A petition against the “controversial clause” in the Indian Penal Code, which makes unnatural sexual “acts” punishable offences, is pending in the Delhi High Court.
“The petition has entered its final stage and we are expecting a verdict any day,” Bahn said.
“The Queer Pride movement is our insurance policy and our advocacy. We want to advocate our cause and tell the judiciary that people are waiting for the verdict; and they care. It is our insurance because even if Article 377 goes tomorrow, the world will not change overnight.
“This movement will have to gain momentum to change the way of thinking in everyday spaces. Freedom for sexual minorities matters in hearts and minds and not just in courtroom.
“The court room just decides what is criminal,” Bahn said.
The gay rally in Kolkata will kick off from College Square near Kolkata University at 3 p.m. and culminate at Esplanade East, covering a distance of three kilometres.
“Nearly 400 marchers from 10 alternative sexuality and gay rights groups in the city are expected to take part in it,” said Souvik Ghosh of Saathi, a Kolkata-based gay rights organisation.

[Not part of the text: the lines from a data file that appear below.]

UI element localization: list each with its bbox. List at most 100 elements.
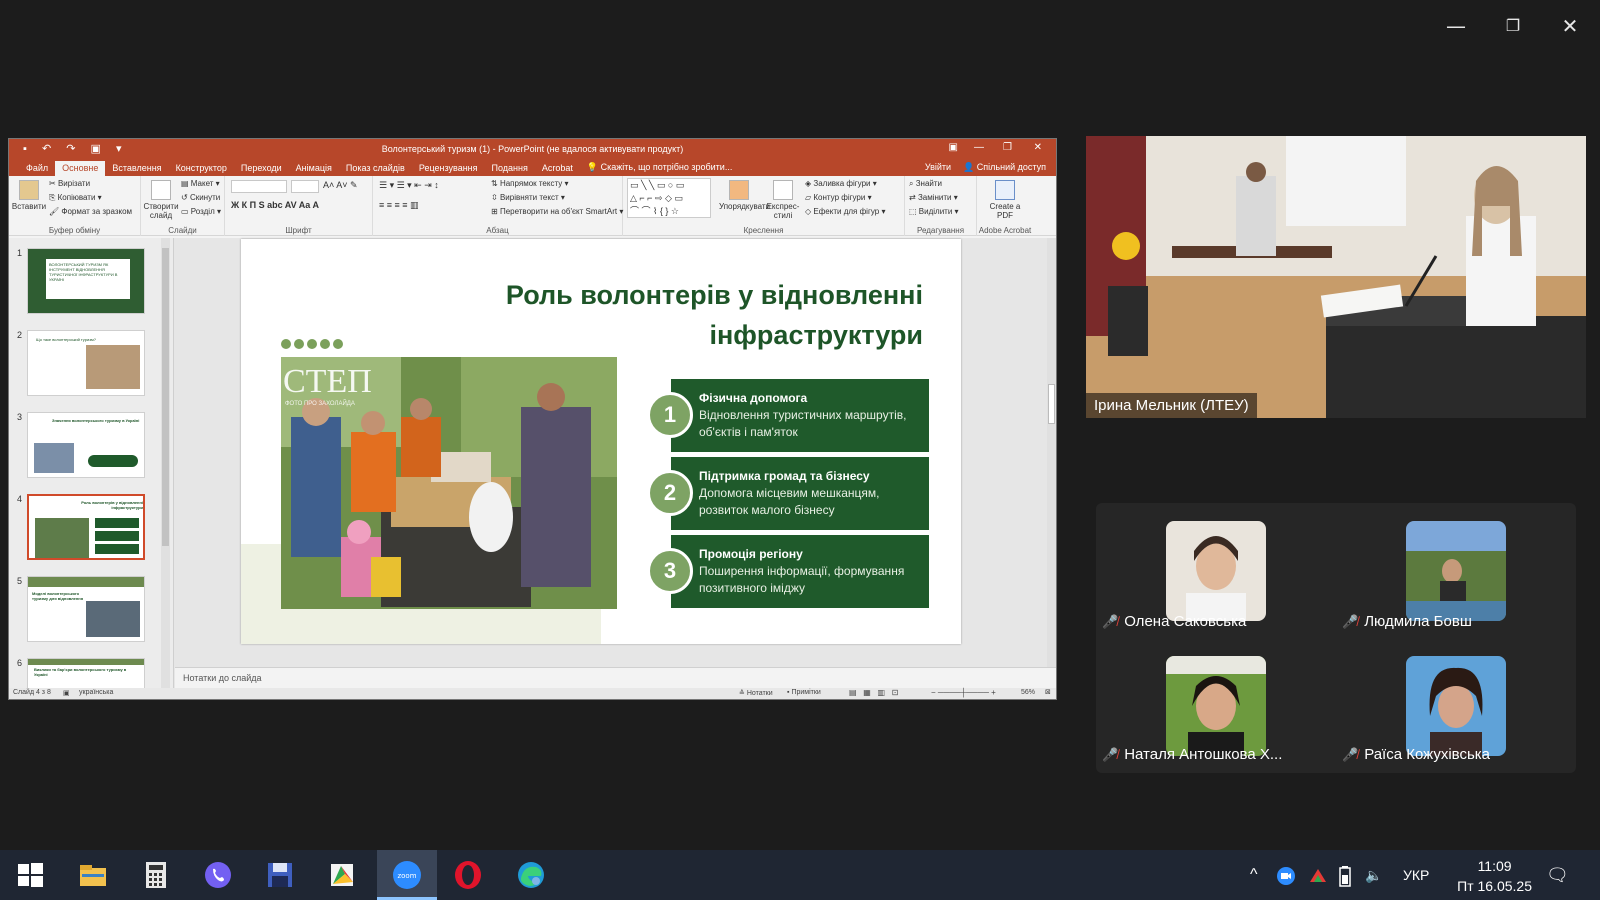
comments-toggle[interactable]: ▪ Примітки xyxy=(787,689,821,696)
tab-home[interactable]: Основне xyxy=(55,161,106,176)
participant-video-4[interactable] xyxy=(1406,656,1506,756)
windows-start-icon[interactable] xyxy=(15,860,45,890)
text-direction-button[interactable]: ⇅ Напрямок тексту ▾ xyxy=(491,179,568,188)
thumbnail-slide-5[interactable]: Моделі волонтерського туризму для віднов… xyxy=(27,576,145,642)
participant-name-1: 🎤̸ Олена Саковська xyxy=(1102,613,1246,630)
tab-view[interactable]: Подання xyxy=(485,161,535,176)
file-explorer-icon[interactable] xyxy=(78,860,108,890)
tab-transitions[interactable]: Переходи xyxy=(234,161,289,176)
tray-overflow-icon[interactable]: ^ xyxy=(1250,850,1258,900)
zoom-level[interactable]: 56% xyxy=(1021,689,1035,696)
slide-photo-volunteers[interactable]: СТЕП ФОТО ПРО ЗАХОЛАЙДА xyxy=(281,357,617,609)
font-family-select[interactable] xyxy=(231,180,287,193)
thumbnail-slide-2[interactable]: Що таке волонтерський туризм? xyxy=(27,330,145,396)
ribbon-display-icon[interactable]: ▣ xyxy=(949,142,958,153)
battery-icon[interactable] xyxy=(1338,850,1352,900)
colorful-tray-icon[interactable] xyxy=(1308,850,1328,900)
replace-button[interactable]: ⇄ Замінити ▾ xyxy=(909,193,958,202)
spellcheck-icon[interactable]: ▣ xyxy=(63,689,70,697)
new-slide-button[interactable]: Створити слайд xyxy=(143,180,179,220)
section-button[interactable]: ▭ Розділ ▾ xyxy=(181,207,221,216)
format-painter-button[interactable]: 🖌 Формат за зразком xyxy=(49,207,132,216)
edge-icon[interactable] xyxy=(516,860,546,890)
thumbnail-slide-3[interactable]: Значення волонтерського туризму в Україн… xyxy=(27,412,145,478)
tab-acrobat[interactable]: Acrobat xyxy=(535,161,580,176)
zoom-icon[interactable]: zoom xyxy=(392,860,422,890)
shapes-gallery[interactable]: ▭ ╲ ╲ ▭ ○ ▭ △ ⌐ ⌐ ⇨ ◇ ▭ ⌒ ⌒ ⌇ { } ☆ xyxy=(627,178,711,218)
reset-button[interactable]: ↺ Скинути xyxy=(181,193,220,202)
thumb-2-title: Що таке волонтерський туризм? xyxy=(36,337,97,342)
opera-icon[interactable] xyxy=(453,860,483,890)
thumbnails-scrollbar[interactable] xyxy=(161,238,170,688)
cut-button[interactable]: ✂ Вирізати xyxy=(49,179,90,188)
copy-button[interactable]: ⎘ Копіювати ▾ xyxy=(49,193,102,203)
thumbnails-scroll-thumb[interactable] xyxy=(162,248,169,546)
restore-button[interactable]: ❐ xyxy=(1499,14,1527,38)
participant-video-1[interactable] xyxy=(1166,521,1266,621)
participant-video-2[interactable] xyxy=(1406,521,1506,621)
ppt-statusbar: Слайд 4 з 8 ▣ українська ≙ Нотатки ▪ При… xyxy=(9,688,1056,699)
find-button[interactable]: ⌕ Знайти xyxy=(909,179,942,189)
current-slide[interactable]: Роль волонтерів у відновленні інфраструк… xyxy=(241,239,961,644)
speaker-video[interactable]: Ірина Мельник (ЛТЕУ) xyxy=(1086,136,1586,418)
ppt-close-icon[interactable]: ✕ xyxy=(1034,142,1042,153)
list-buttons[interactable]: ☰ ▾ ☰ ▾ ⇤ ⇥ ↕ xyxy=(379,180,439,191)
tab-file[interactable]: Файл xyxy=(19,161,55,176)
smartart-button[interactable]: ⊞ Перетворити на об'єкт SmartArt ▾ xyxy=(491,207,623,216)
signin-link[interactable]: Увійти xyxy=(925,162,951,173)
tab-design[interactable]: Конструктор xyxy=(169,161,234,176)
tab-animations[interactable]: Анімація xyxy=(289,161,339,176)
align-buttons[interactable]: ≡ ≡ ≡ ≡ ▥ xyxy=(379,200,419,211)
notes-pane[interactable]: Нотатки до слайда xyxy=(175,667,1056,688)
app-colorful-icon[interactable] xyxy=(327,860,357,890)
create-pdf-button[interactable]: Create a PDF xyxy=(983,180,1027,220)
select-button[interactable]: ⬚ Виділити ▾ xyxy=(909,207,959,216)
close-button[interactable]: ✕ xyxy=(1556,14,1584,38)
zoom-tray-icon[interactable] xyxy=(1276,850,1296,900)
view-buttons[interactable]: ▤ ▦ ▥ ⊡ xyxy=(849,688,898,697)
thumbnail-slide-6[interactable]: Виклики та бар'єри волонтерського туризм… xyxy=(27,658,145,688)
viber-icon[interactable] xyxy=(203,860,233,890)
font-size-controls[interactable]: A˄ A˅ ✎ xyxy=(323,180,358,191)
card-physical-help[interactable]: Фізична допомога Відновлення туристичних… xyxy=(671,379,929,452)
zoom-slider[interactable]: − ────┼──── + xyxy=(931,688,996,697)
tab-review[interactable]: Рецензування xyxy=(412,161,485,176)
participant-video-3[interactable] xyxy=(1166,656,1266,756)
calculator-icon[interactable] xyxy=(141,860,171,890)
paste-button[interactable]: Вставити xyxy=(11,180,47,211)
thumb-6-title: Виклики та бар'єри волонтерського туризм… xyxy=(34,667,127,677)
share-button[interactable]: 👤 Спільний доступ xyxy=(963,162,1046,173)
system-clock[interactable]: 11:09 Пт 16.05.25 xyxy=(1457,856,1532,896)
ppt-restore-icon[interactable]: ❐ xyxy=(1003,142,1012,153)
shape-fill-button[interactable]: ◈ Заливка фігури ▾ xyxy=(805,179,877,188)
quick-styles-button[interactable]: Експрес-стилі xyxy=(763,180,803,220)
volume-icon[interactable]: 🔈 xyxy=(1365,850,1382,900)
card-region-promotion[interactable]: Промоція регіону Поширення інформації, ф… xyxy=(671,535,929,608)
language-indicator[interactable]: українська xyxy=(79,689,113,696)
ppt-minimize-icon[interactable]: — xyxy=(974,142,984,153)
thumb-4-card xyxy=(95,518,139,528)
notes-toggle[interactable]: ≙ Нотатки xyxy=(739,689,773,697)
notifications-icon[interactable]: 🗨 xyxy=(1546,850,1569,900)
fit-slide-icon[interactable]: ⊠ xyxy=(1045,688,1051,696)
slide-scrollbar[interactable] xyxy=(1047,238,1056,688)
thumbnail-slide-4[interactable]: Роль волонтерів у відновленні інфраструк… xyxy=(27,494,145,560)
card-number-badge: 3 xyxy=(647,548,693,594)
slide-scroll-thumb[interactable] xyxy=(1048,384,1055,424)
arrange-button[interactable]: Упорядкувати xyxy=(719,180,770,211)
shape-effects-button[interactable]: ◇ Ефекти для фігур ▾ xyxy=(805,207,885,216)
tell-me-box[interactable]: 💡 Скажіть, що потрібно зробити... xyxy=(580,160,739,176)
tab-insert[interactable]: Вставлення xyxy=(105,161,168,176)
card-community-support[interactable]: Підтримка громад та бізнесу Допомога міс… xyxy=(671,457,929,530)
save-disk-icon[interactable] xyxy=(265,860,295,890)
slide-title[interactable]: Роль волонтерів у відновленні інфраструк… xyxy=(506,275,923,355)
minimize-button[interactable]: — xyxy=(1442,14,1470,38)
input-language[interactable]: УКР xyxy=(1403,850,1429,900)
font-size-select[interactable] xyxy=(291,180,319,193)
align-text-button[interactable]: ⇳ Вирівняти текст ▾ xyxy=(491,193,565,202)
font-format-buttons[interactable]: Ж К П S abc AV Aa A xyxy=(231,200,319,210)
layout-button[interactable]: ▤ Макет ▾ xyxy=(181,179,220,188)
thumbnail-slide-1[interactable]: ВОЛОНТЕРСЬКИЙ ТУРИЗМ ЯК ІНСТРУМЕНТ ВІДНО… xyxy=(27,248,145,314)
shape-outline-button[interactable]: ▱ Контур фігури ▾ xyxy=(805,193,872,202)
tab-slideshow[interactable]: Показ слайдів xyxy=(339,161,412,176)
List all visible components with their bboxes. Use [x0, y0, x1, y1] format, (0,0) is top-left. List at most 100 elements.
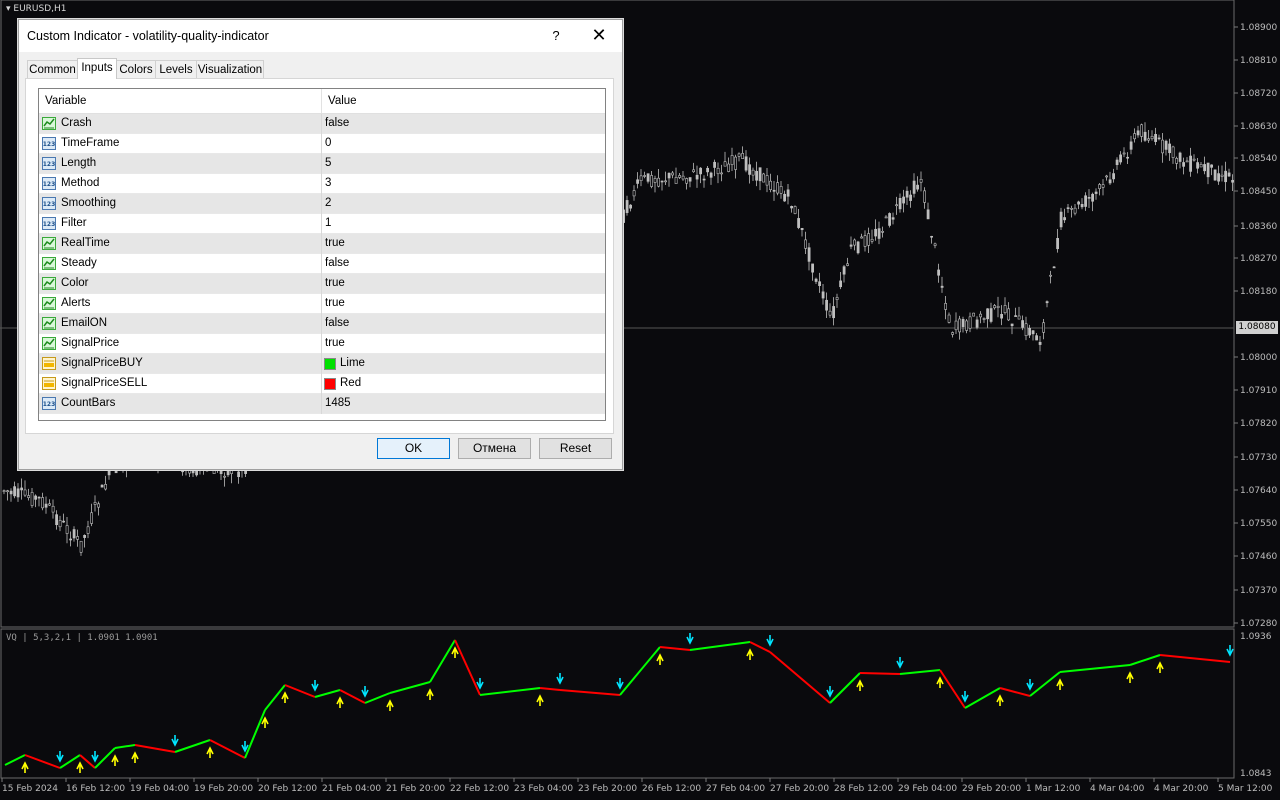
indicator-segment — [114, 744, 136, 749]
candle-body — [643, 175, 647, 177]
input-row-length[interactable]: 123 Length 5 — [39, 154, 605, 174]
row-value[interactable]: 2 — [325, 197, 331, 209]
candle-body — [41, 497, 45, 509]
column-variable[interactable]: Variable — [45, 95, 86, 107]
candle-body — [1122, 152, 1126, 155]
row-separator — [321, 234, 322, 254]
row-value[interactable]: Lime — [340, 357, 365, 369]
indicator-segment — [429, 639, 456, 683]
input-row-signalpricebuy[interactable]: SignalPriceBUY Lime — [39, 354, 605, 374]
input-row-method[interactable]: 123 Method 3 — [39, 174, 605, 194]
input-row-timeframe[interactable]: 123 TimeFrame 0 — [39, 134, 605, 154]
dialog-titlebar[interactable]: Custom Indicator - volatility-quality-in… — [19, 20, 622, 52]
candle-body — [223, 475, 227, 478]
input-row-crash[interactable]: Crash false — [39, 114, 605, 134]
candle-body — [702, 178, 706, 181]
input-row-signalprice[interactable]: SignalPrice true — [39, 334, 605, 354]
indicator-segment — [479, 687, 541, 696]
row-value[interactable]: 5 — [325, 157, 331, 169]
price-label: 1.07550 — [1240, 519, 1277, 529]
candle-body — [1049, 274, 1053, 277]
row-name: EmailON — [61, 317, 108, 329]
row-value[interactable]: true — [325, 277, 345, 289]
row-value[interactable]: true — [325, 337, 345, 349]
sell-arrow-icon — [896, 657, 904, 669]
row-value[interactable]: true — [325, 237, 345, 249]
row-value[interactable]: 1485 — [325, 397, 351, 409]
tab-common[interactable]: Common — [27, 60, 78, 78]
candle-body — [1052, 266, 1056, 269]
candle-body — [657, 177, 661, 187]
color-swatch[interactable] — [324, 378, 336, 390]
color-icon — [42, 357, 56, 370]
input-row-filter[interactable]: 123 Filter 1 — [39, 214, 605, 234]
candle-body — [1077, 201, 1081, 205]
input-row-realtime[interactable]: RealTime true — [39, 234, 605, 254]
row-value[interactable]: 3 — [325, 177, 331, 189]
candle-body — [9, 490, 13, 495]
candle-body — [1231, 179, 1235, 183]
candle-body — [625, 200, 629, 213]
buy-arrow-icon — [336, 696, 344, 708]
candle-body — [783, 193, 787, 202]
date-label: 4 Mar 04:00 — [1090, 784, 1145, 794]
input-row-steady[interactable]: Steady false — [39, 254, 605, 274]
input-row-alerts[interactable]: Alerts true — [39, 294, 605, 314]
column-separator[interactable] — [321, 89, 322, 113]
tab-levels[interactable]: Levels — [155, 60, 197, 78]
date-label: 23 Feb 20:00 — [578, 784, 637, 794]
row-value[interactable]: true — [325, 297, 345, 309]
row-value[interactable]: false — [325, 117, 349, 129]
price-label: 1.08450 — [1240, 187, 1277, 197]
candle-body — [888, 213, 892, 226]
candle-body — [1185, 160, 1189, 163]
candle-body — [748, 164, 752, 175]
input-row-emailon[interactable]: EmailON false — [39, 314, 605, 334]
tab-colors[interactable]: Colors — [116, 60, 156, 78]
candle-body — [751, 169, 755, 176]
tab-visualization[interactable]: Visualization — [196, 60, 264, 78]
bool-icon — [42, 257, 56, 270]
candle-body — [902, 196, 906, 204]
candle-body — [20, 487, 24, 491]
candle-body — [965, 320, 969, 331]
candle-body — [982, 318, 986, 320]
row-value[interactable]: false — [325, 317, 349, 329]
input-row-countbars[interactable]: 123 CountBars 1485 — [39, 394, 605, 414]
indicator-segment — [559, 689, 621, 696]
candle-body — [926, 209, 930, 220]
row-value[interactable]: Red — [340, 377, 361, 389]
reset-button[interactable]: Reset — [539, 438, 612, 459]
candle-body — [30, 492, 34, 506]
help-button[interactable]: ? — [547, 26, 565, 46]
color-swatch[interactable] — [324, 358, 336, 370]
row-value[interactable]: false — [325, 257, 349, 269]
input-row-color[interactable]: Color true — [39, 274, 605, 294]
sell-arrow-icon — [311, 680, 319, 692]
row-value[interactable]: 0 — [325, 137, 331, 149]
candle-body — [898, 197, 902, 210]
input-row-signalpricesell[interactable]: SignalPriceSELL Red — [39, 374, 605, 394]
column-value[interactable]: Value — [328, 95, 357, 107]
input-row-smoothing[interactable]: 123 Smoothing 2 — [39, 194, 605, 214]
candle-body — [776, 182, 780, 194]
candle-body — [1227, 172, 1231, 177]
candle-body — [1059, 211, 1063, 228]
date-label: 26 Feb 12:00 — [642, 784, 701, 794]
bool-icon — [42, 237, 56, 250]
cancel-button[interactable]: Отмена — [458, 438, 531, 459]
row-separator — [321, 274, 322, 294]
buy-arrow-icon — [426, 688, 434, 700]
indicator-segment — [769, 651, 831, 704]
close-icon[interactable]: ✕ — [588, 24, 610, 46]
candle-body — [912, 180, 916, 194]
candle-body — [947, 314, 951, 323]
ok-button[interactable]: OK — [377, 438, 450, 459]
inputs-grid: Variable Value Crash false 123 TimeFrame 0 12… — [38, 88, 606, 421]
row-value[interactable]: 1 — [325, 217, 331, 229]
symbol-dropdown-icon[interactable]: ▾ — [6, 4, 11, 14]
indicator-segment — [1159, 654, 1231, 663]
bool-icon — [42, 317, 56, 330]
grid-header: Variable Value — [39, 89, 605, 114]
tab-inputs[interactable]: Inputs — [77, 58, 117, 79]
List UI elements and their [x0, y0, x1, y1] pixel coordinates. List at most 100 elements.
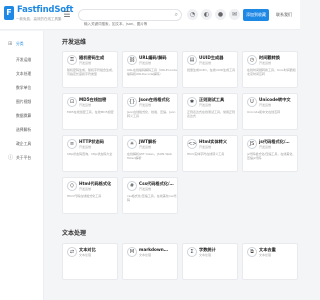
card-desc: css格式化/压缩工具，在线美化css代码: [127, 194, 177, 203]
card-tag: 开发运维: [199, 61, 212, 65]
section-title-devops: 开发运维: [62, 39, 87, 46]
key-icon: ⚿: [67, 55, 77, 65]
tool-card[interactable]: # Css代码格式化/… 开发运维 css格式化/压缩工具，在线美化css代码: [122, 177, 178, 214]
top-header: F FastfindSoft 一款免费、高效的在线工具集 ☰ ⌕ ◔ ◐ ● ✉…: [0, 0, 300, 30]
search-input[interactable]: [79, 19, 169, 29]
tool-card[interactable]: M markdown… 文本处理: [122, 243, 178, 280]
logo-mark-icon: F: [4, 6, 14, 20]
lock-icon: ⊡: [67, 97, 77, 107]
tool-card[interactable]: ⟨⟩ Html代码格式化 开发运维 Html代码在线格式化工具: [62, 177, 118, 214]
sidebar-item-label: 关于平台: [16, 155, 32, 160]
braces-icon: {}: [127, 97, 137, 107]
grid-icon: ⊞: [8, 41, 13, 47]
tool-card[interactable]: JS js代码格式化/… 开发运维 js代码格式化/压缩工具，在线美化、压缩js…: [242, 135, 298, 172]
link-icon: ⛓: [127, 55, 137, 65]
unicode-icon: U: [247, 97, 257, 107]
sidebar-item-label: 文本处理: [16, 71, 32, 76]
card-desc: Html实体字符在线转义工具: [187, 152, 225, 156]
card-tag: 文本处理: [199, 253, 212, 257]
sidebar-item-label: 图片视频: [16, 99, 32, 104]
menu-toggle-icon[interactable]: ☰: [62, 10, 72, 20]
regex-icon: ✱: [187, 97, 197, 107]
card-desc: 在线解析JWT token，JSON Web Token解析: [127, 152, 172, 161]
card-desc: Html代码在线格式化工具: [67, 194, 102, 198]
card-tag: 开发运维: [199, 103, 212, 107]
sidebar-item-data[interactable]: 数据换算: [0, 109, 44, 123]
sidebar-item-gov[interactable]: 政企工具: [0, 137, 44, 151]
card-desc: js代码格式化/压缩工具，在线美化、压缩js代码: [247, 152, 296, 161]
app-root: F FastfindSoft 一款免费、高效的在线工具集 ☰ ⌕ ◔ ◐ ● ✉…: [0, 0, 300, 300]
dedupe-icon: ⧉: [247, 247, 257, 257]
tool-card[interactable]: ⧉ 文本去重 文本处理: [242, 243, 298, 280]
code-icon: ⟨⟩: [67, 181, 77, 191]
card-tag: 文本处理: [139, 253, 152, 257]
card-desc: MD5在线加密工具，在线MD5加密: [67, 110, 114, 114]
search-box[interactable]: ⌕: [78, 9, 182, 29]
clock-icon: ◷: [247, 55, 257, 65]
sidebar-item-label: 开发运维: [16, 57, 32, 62]
html-icon: <>: [187, 139, 197, 149]
js-icon: JS: [247, 139, 257, 149]
card-desc: Json在线格式化、校验、压缩，Json转义工具: [127, 110, 176, 119]
tool-card[interactable]: ⛓ URL编码/解码 开发运维 URL在线编码解码工具（URLEncode编码和…: [122, 51, 178, 88]
tool-card[interactable]: ✱ 正则测试工具 开发运维 正则表达式在线测试工具，常用正则表达式: [182, 93, 238, 130]
card-tag: 开发运维: [79, 187, 92, 191]
id-icon: ▤: [187, 55, 197, 65]
card-tag: 开发运维: [79, 103, 92, 107]
tool-card[interactable]: ◷ 时间戳转换 开发运维 在线时间戳转换工具，Unix时间戳和北京时间互转: [242, 51, 298, 88]
tool-card[interactable]: {} Json在线格式化 开发运维 Json在线格式化、校验、压缩，Json转义…: [122, 93, 178, 130]
sidebar-item-category[interactable]: ⊞ 分类: [0, 37, 44, 51]
section-title-text: 文本处理: [62, 230, 87, 237]
card-tag: 开发运维: [139, 145, 152, 149]
info-icon: ⓘ: [8, 155, 14, 161]
compare-icon: ⇄: [67, 247, 77, 257]
tool-card[interactable]: ✳ JWT解析 开发运维 在线解析JWT token，JSON Web Toke…: [122, 135, 178, 172]
tool-card[interactable]: ⚿ 随机密码生成 开发运维 随机密码生成，随机字符组合生成，可指定长度和字符类型: [62, 51, 118, 88]
sidebar-item-label: 政企工具: [16, 141, 32, 146]
card-tag: 开发运维: [79, 145, 92, 149]
logo-subtitle: 一款免费、高效的在线工具集: [16, 17, 62, 21]
site-logo[interactable]: F FastfindSoft 一款免费、高效的在线工具集: [4, 5, 73, 27]
card-desc: Unicode和中文在线互转: [247, 110, 281, 114]
tool-card[interactable]: <> Html实体转义 开发运维 Html实体字符在线转义工具: [182, 135, 238, 172]
github-icon[interactable]: ●: [215, 9, 226, 20]
theme-icon[interactable]: ◐: [201, 9, 212, 20]
sidebar-item-math[interactable]: 数学单位: [0, 81, 44, 95]
sidebar: ⊞ 分类 开发运维 文本处理 数学单位 图片视频 数据换算 选择解析 政企工具 …: [0, 31, 44, 300]
notification-icon[interactable]: ✉: [229, 9, 240, 20]
search-icon[interactable]: ⌕: [175, 11, 178, 19]
card-desc: http状态码查询，http状态码大全: [67, 152, 113, 156]
sidebar-item-media[interactable]: 图片视频: [0, 95, 44, 109]
sidebar-item-label: 选择解析: [16, 127, 32, 132]
contact-button[interactable]: 联系我们: [273, 9, 295, 21]
tool-card[interactable]: ⊡ MD5在线加密 开发运维 MD5在线加密工具，在线MD5加密: [62, 93, 118, 130]
sidebar-item-parse[interactable]: 选择解析: [0, 123, 44, 137]
card-title: markdown…: [139, 247, 168, 252]
sidebar-item-label: 数学单位: [16, 85, 32, 90]
server-icon: ≡: [67, 139, 77, 149]
tool-card[interactable]: ⇄ 文本对比 文本处理: [62, 243, 118, 280]
tool-card[interactable]: ≡ HTTP状态码 开发运维 http状态码查询，http状态码大全: [62, 135, 118, 172]
markdown-icon: M: [127, 247, 137, 257]
token-icon: ✳: [127, 139, 137, 149]
favorite-button[interactable]: 添加到收藏: [243, 9, 269, 21]
card-tag: 开发运维: [259, 145, 272, 149]
card-tag: 文本处理: [259, 253, 272, 257]
sidebar-item-about[interactable]: ⓘ 关于平台: [0, 151, 44, 165]
card-tag: 开发运维: [139, 61, 152, 65]
main-content: 开发运维 ⚿ 随机密码生成 开发运维 随机密码生成，随机字符组合生成，可指定长度…: [50, 31, 300, 300]
tool-card[interactable]: ▤ UUID生成器 开发运维 批量生成UUID，在线UUID生成工具: [182, 51, 238, 88]
sidebar-item-devops[interactable]: 开发运维: [0, 53, 44, 67]
card-tag: 开发运维: [139, 187, 152, 191]
card-desc: 批量生成UUID，在线UUID生成工具: [187, 68, 236, 72]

“We will also protest against the constant harassment of sexual minorities in public places and the negative attitude towards lesbianism and homosexuality in the society,” said Santosh Kumar Giri, a physician attached to a Kolkata-based gay rights group, Kolkata Rishta.
In Bangalore, the march is being led by an alternative sexuality rights forum, Good As You (GAY) that comprises a bunch of young expatriates, IT professionals, lawyers and artists.
It will be flagged off from the National College in the upscale Basavangudi area, a conservative locality dominated by Brahmins. The rally will cover a distance of four kilometres to the Town Hall in the heart of the city.
“We expect at least 1,000 rallyists - members of the LGBT groups and their families to take part in the march,” said Siddharth Nearrain, a spokesperson for GAY.
The sexual minorities are pressing for other demands, as well. For instance, the Bangalore-based GAY and Sangama, two sexual minorities’ forums, want sex change facilities in the city’s leading hospitals, provisions for sex reassignment surgeries for transgender groups and welfare schemes for the LGBT people.